TDD do Zero: Guia Passo a Passo para Iniciantes

TDD do Zero: Guia Passo a Passo para Iniciantes






Como aprender TDD do zero — passo a passo



1) Fundamentos do TDD: por quê, o que e quando usar

TDD é uma prática que coloca o teste na fronteira do código: você escreve o teste antes de implementar a funcionalidade, guiando o design e assegurando comportamento previsível. O objetivo não é testar tudo de forma exaustiva, mas criar uma faixa de proteção que leva o código a evoluir com controle sobre o risco. Os pilares são:

  • Escrever testes que definem o comportamento desejado antes da implementação.
  • Executar o ciclo Red-Green-Refactor repetidamente, mantendo a base de código estável.
  • Desenhar APIs simples e coesas, com mudanças pequenas, seguras e bem acompanhadas por testes.
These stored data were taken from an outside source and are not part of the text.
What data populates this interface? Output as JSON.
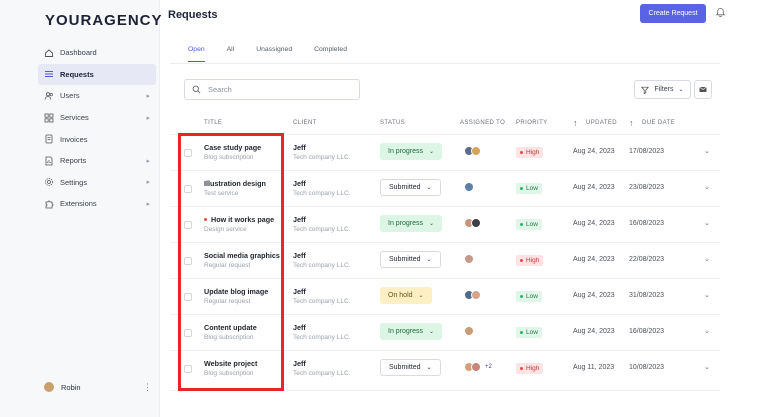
{
  "app": {
    "logo": "YOURAGENCY"
  },
  "sidebar": {
    "items": [
      {
        "label": "Dashboard",
        "icon": "home-icon",
        "active": false,
        "chevron": ""
      },
      {
        "label": "Requests",
        "icon": "list-icon",
        "active": true,
        "chevron": ""
      },
      {
        "label": "Users",
        "icon": "users-icon",
        "active": false,
        "chevron": "▸"
      },
      {
        "label": "Services",
        "icon": "grid-icon",
        "active": false,
        "chevron": "▸"
      },
      {
        "label": "Invoices",
        "icon": "invoice-icon",
        "active": false,
        "chevron": ""
      },
      {
        "label": "Reports",
        "icon": "report-icon",
        "active": false,
        "chevron": "▸"
      },
      {
        "label": "Settings",
        "icon": "gear-icon",
        "active": false,
        "chevron": "▸"
      },
      {
        "label": "Extensions",
        "icon": "puzzle-icon",
        "active": false,
        "chevron": "▸"
      }
    ],
    "user": {
      "name": "Robin"
    }
  },
  "header": {
    "title": "Requests",
    "create_label": "Create Request"
  },
  "tabs": [
    "Open",
    "All",
    "Unassigned",
    "Completed"
  ],
  "toolbar": {
    "search_placeholder": "Search",
    "filters_label": "Filters"
  },
  "table": {
    "columns": {
      "title": "TITLE",
      "client": "CLIENT",
      "status": "STATUS",
      "assigned": "ASSIGNED TO",
      "priority": "PRIORITY",
      "updated": "UPDATED",
      "due": "DUE DATE"
    },
    "rows": [
      {
        "title": "Case study page",
        "subtitle": "Blog subscription",
        "client": "Jeff",
        "company": "Tech company LLC.",
        "status": "In progress",
        "status_kind": "prog",
        "avatars": [
          "#5c6b8a",
          "#d6a35c"
        ],
        "extra": "",
        "priority": "High",
        "priority_kind": "high",
        "updated": "Aug 24, 2023",
        "due": "17/08/2023",
        "dot": false
      },
      {
        "title": "Illustration design",
        "subtitle": "Test service",
        "client": "Jeff",
        "company": "Tech company LLC.",
        "status": "Submitted",
        "status_kind": "sub",
        "avatars": [
          "#5b7fa8"
        ],
        "extra": "",
        "priority": "Low",
        "priority_kind": "low",
        "updated": "Aug 24, 2023",
        "due": "23/08/2023",
        "dot": false
      },
      {
        "title": "How it works page",
        "subtitle": "Design service",
        "client": "Jeff",
        "company": "Tech company LLC.",
        "status": "In progress",
        "status_kind": "prog",
        "avatars": [
          "#c9947a",
          "#3c3f46"
        ],
        "extra": "",
        "priority": "Low",
        "priority_kind": "low",
        "updated": "Aug 24, 2023",
        "due": "16/08/2023",
        "dot": true
      },
      {
        "title": "Social media graphics",
        "subtitle": "Regular request",
        "client": "Jeff",
        "company": "Tech company LLC.",
        "status": "Submitted",
        "status_kind": "sub",
        "avatars": [
          "#c49a86"
        ],
        "extra": "",
        "priority": "High",
        "priority_kind": "high",
        "updated": "Aug 24, 2023",
        "due": "22/08/2023",
        "dot": false
      },
      {
        "title": "Update blog image",
        "subtitle": "Regular request",
        "client": "Jeff",
        "company": "Tech company LLC.",
        "status": "On hold",
        "status_kind": "hold",
        "avatars": [
          "#4d6b8f",
          "#d9a48a"
        ],
        "extra": "",
        "priority": "Low",
        "priority_kind": "low",
        "updated": "Aug 24, 2023",
        "due": "31/08/2023",
        "dot": false
      },
      {
        "title": "Content update",
        "subtitle": "Blog subscription",
        "client": "Jeff",
        "company": "Tech company LLC.",
        "status": "In progress",
        "status_kind": "prog",
        "avatars": [
          "#c99b73"
        ],
        "extra": "",
        "priority": "Low",
        "priority_kind": "low",
        "updated": "Aug 24, 2023",
        "due": "16/08/2023",
        "dot": false
      },
      {
        "title": "Website project",
        "subtitle": "Blog subscription",
        "client": "Jeff",
        "company": "Tech company LLC.",
        "status": "Submitted",
        "status_kind": "sub",
        "avatars": [
          "#d4a07a",
          "#c8867a"
        ],
        "extra": "+2",
        "priority": "High",
        "priority_kind": "high",
        "updated": "Aug 11, 2023",
        "due": "10/08/2023",
        "dot": false
      }
    ]
  },
  "colors": {
    "accent": "#5a63e6",
    "highlight_box": "#e8252a"
  }
}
Benefícios observáveis incluem melhor design de interfaces, documentação viva do que o código faz e menor acoplamento entre módulos. Evite o extremismo de criar testes demais ou de se agarrar a uma cobertura numérica sem foco no valor do teste.

2) Preparando o ambiente e escolhendo ferramentas

Para começar de forma objetiva, escolha uma stack simples e comum no mercado. Este guia usa JavaScript com Vitest, que oferece uma experiência leve e rápida para TDD. Passos básicos:

  • Inicie o projeto e adicione o ambiente de testes:

    – npm init -y

    – npm i -D vitest
  • Estruture o repositório:

    src/ (código fonte)

    tests/ (testes)
  • Adicione script de testes no package.json:
    {
      "type": "module",
      "scripts": {
        "test": "vitest"
      }
    }

Exemplo mínimo de organização de arquivos para o exemplo do método sum:

// Estrutura sugerida
src/sum.js
tests/sum.test.js

3) O ciclo Red-Green-Refactor na prática

Observação prática do ciclo em três passos simples, aplicável a qualquer função pequena. Exemplo: soma de números em um array.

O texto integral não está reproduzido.